FLAGSTAFF, Ariz. — Michael Adams' “A Warrior Mindset: The Training Guide to Develop a Mindset for Greatness,” offers a lens for people to explore themselves using inspirational quotes from successful people.

Adams’ inspiration for writing the book came from a former counselor, who worked on the Navajo and Hopi reservations for the past five or six years. Adams said he has heard hundreds of stories from students who described their circumstances in their life and their struggles.

Through talking to the students and working with them, Adams realized the problem is not a small one. “A Warrior’s Mindset” was created primarily for those students.

“There are a huge amount of students who just need a shift,” Adams said. “A shift to learn how to view your circumstances as strength, as ways in which you can build yourself up and the difficulties in life are there for a reason. Having them change their perspective, that is my hope for the book.”

Adams said those who go through the practice of the book, following the quotes with action, will notice a shift in how they are viewing the world.

“The book has you reflect on quotes that highlight what a warrior’s mindset it,” Adams said. “And how to cultivate your greatness.

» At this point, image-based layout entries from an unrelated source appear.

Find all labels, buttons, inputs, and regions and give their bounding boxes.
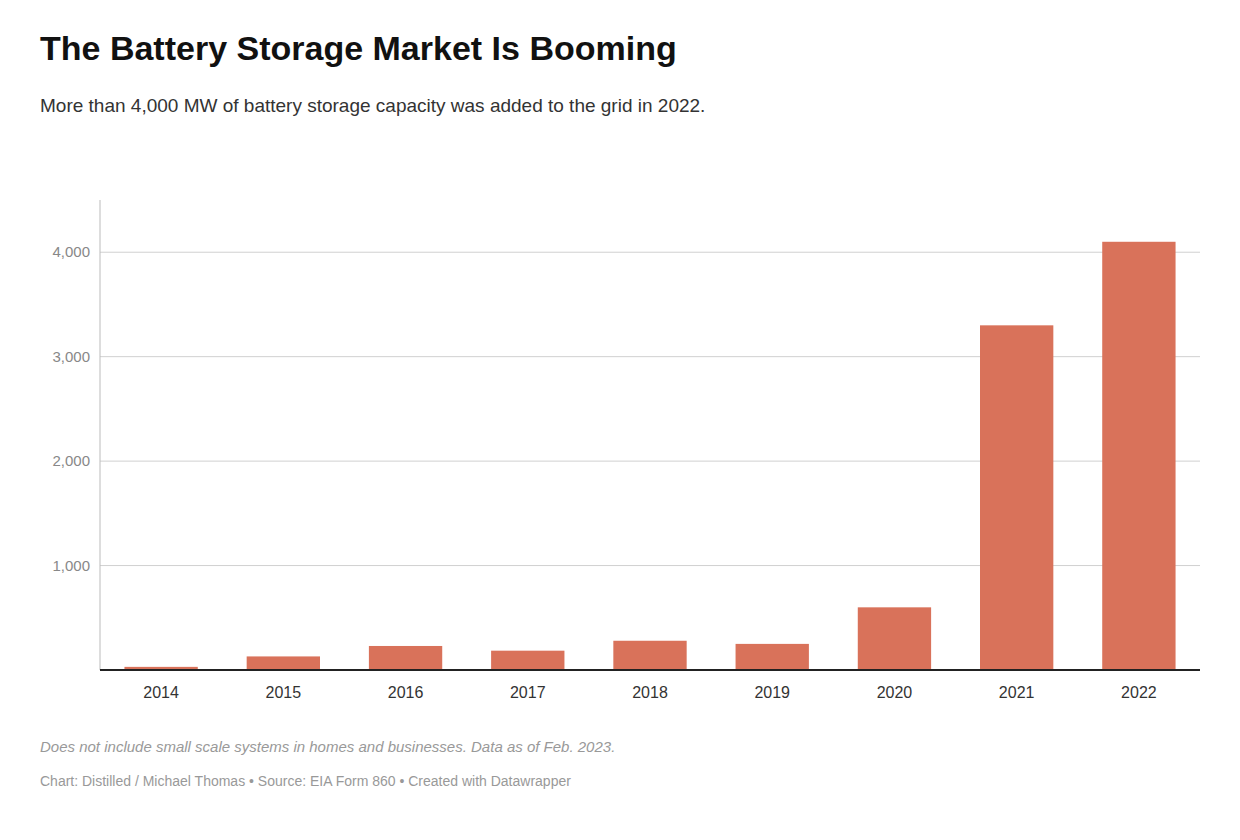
x-tick-label: 2021 — [999, 684, 1035, 701]
chart-container: The Battery Storage Market Is Booming Mor… — [0, 0, 1240, 840]
footnote: Does not include small scale systems in … — [40, 738, 615, 755]
footnote: Chart: Distilled / Michael Thomas • Sour… — [40, 773, 571, 789]
x-tick-label: 2019 — [754, 684, 790, 701]
x-tick-label: 2020 — [877, 684, 913, 701]
bar — [736, 644, 809, 670]
subtitle: More than 4,000 MW of battery storage ca… — [40, 95, 705, 116]
x-tick-label: 2017 — [510, 684, 546, 701]
y-axis-line — [100, 200, 101, 670]
bars — [124, 242, 1175, 670]
chart-svg: The Battery Storage Market Is Booming Mor… — [0, 0, 1240, 840]
x-axis-line — [100, 669, 1200, 671]
bar — [980, 325, 1053, 670]
bar — [247, 656, 320, 670]
bar — [1102, 242, 1175, 670]
grid-line — [100, 252, 1200, 253]
x-tick-label: 2015 — [266, 684, 302, 701]
x-tick-label: 2022 — [1121, 684, 1157, 701]
x-tick-label: 2018 — [632, 684, 668, 701]
y-tick-label: 3,000 — [52, 348, 90, 365]
x-tick-label: 2014 — [143, 684, 179, 701]
y-tick-label: 2,000 — [52, 452, 90, 469]
bar — [369, 646, 442, 670]
x-tick-label: 2016 — [388, 684, 424, 701]
y-tick-label: 1,000 — [52, 557, 90, 574]
bar — [491, 651, 564, 670]
title: The Battery Storage Market Is Booming — [40, 29, 677, 67]
bar — [858, 607, 931, 670]
y-tick-label: 4,000 — [52, 243, 90, 260]
bar — [613, 641, 686, 670]
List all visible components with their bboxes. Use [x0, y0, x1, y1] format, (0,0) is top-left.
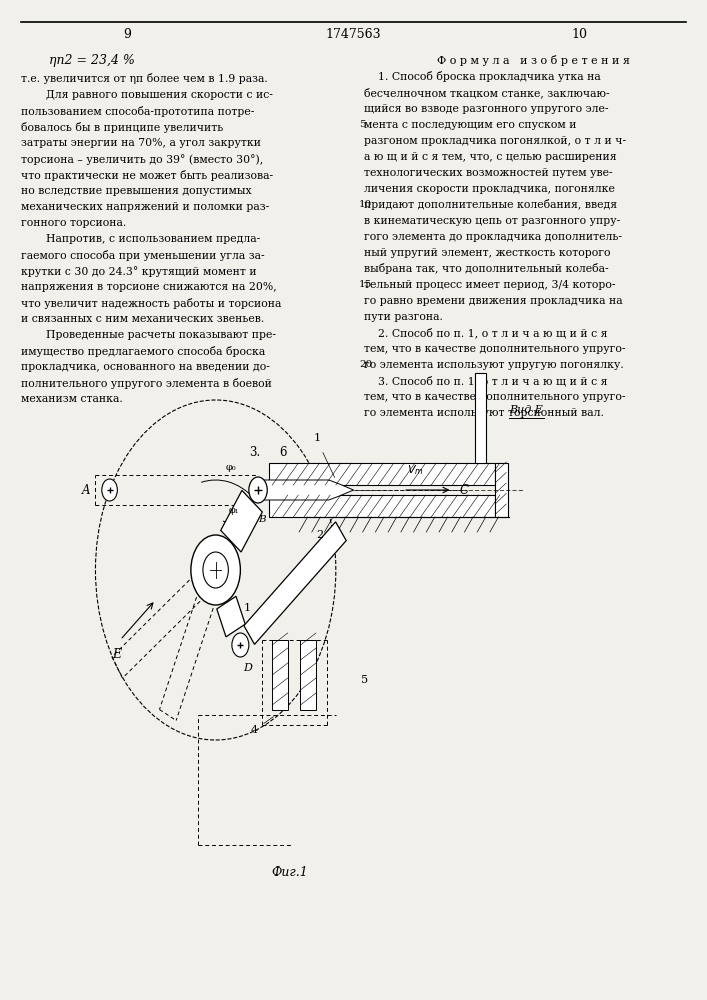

That is what I fully believe, every person has a greatness inside them and it’s just hiding beneath the excuses and reasons and various things.”

Adams shares that message with students across the reservations and said he believes in the students until they can believe in themselves.

The book is set up with a quote and questions to engage the person’s mind and to show what it is that successful people are able to do and how they see the world. Most of the people who are quoted are people Adams admired and studied in the course of his own life.

“If you can get yourself to reflect and gain wisdom and adopt it, that will really get you to a place of feeling good about yourself knowing that things have shifted,” Adams said.

As a personal goal, Adams wants to speak to as many Native students across the country as he can. He realizes there are not enough strong speakers with an indigenous descent.

“I enjoy speaking,” he said. “I love bringing my energy center stage. I am a storyteller. It is an easy way to absorb information without being so critical. We need more role models.”

He said the ability to communicate and express oneself holds a lot of power and he wants young Native students to know that they can develop that capacity within themselves.

“Your ability to express yourself can be very powerful,” Adams said. “And you do have a voice to share.”

Adams has worked at Hopi High School and has the opportunity to work as an administrator too. He said that perspective is valuable and enlightening, too. He has worked to plan events to try and change the environment of the school as well. He said it is not surprising to see reservation school struggling academically because of social, personal and drug issues.

“And so the environment really plays a huge factor in part of growing these seeds, which are the students,” Adams said. “Are we growing seeds in a very nurturing environment or are we growing these seeds and not giving them any care or only taking are of a certain few.”

Adams said he really began to see how schools play a pivotal role in developing a culture in their school that helps the success and the mindset of students.

He said recently Hopi Jr./Sr. High School put on a youth summit, which was basically a professional conference where students were treated like a professional for one day with a curriculum that was slated toward what the students wanted to learn.

“My emphasis has always been, ‘How can we treat the students as our best customer?’ and really getting that mindset into employees who interact directly with students,” Adams said.

Adams said the struggle for students can sometimes come from their struggles with living in the culture and the outside world. Adams has struggled with that himself. He said that it is possible to succeed despite the circumstance of growing up as Native people and living among a more modern society.

“It all starts with the thing that every single person has in common, which is their mind,” he said. “The whole reason any person goes from the rags to riches story, we all have our mindset and sometimes our beliefs, which are to me, the doorway to opportunity. If we have so many beliefs that are closed, and if people keep us shut down and keep us scared and living in fear, we never get to express our true selves.”

That is why Adams believes the book is so important for the youth today.

“For me, I teach students about how important it is to shift their beliefs and that all kind of gets wrapped up in changing their mindset,” Adams said.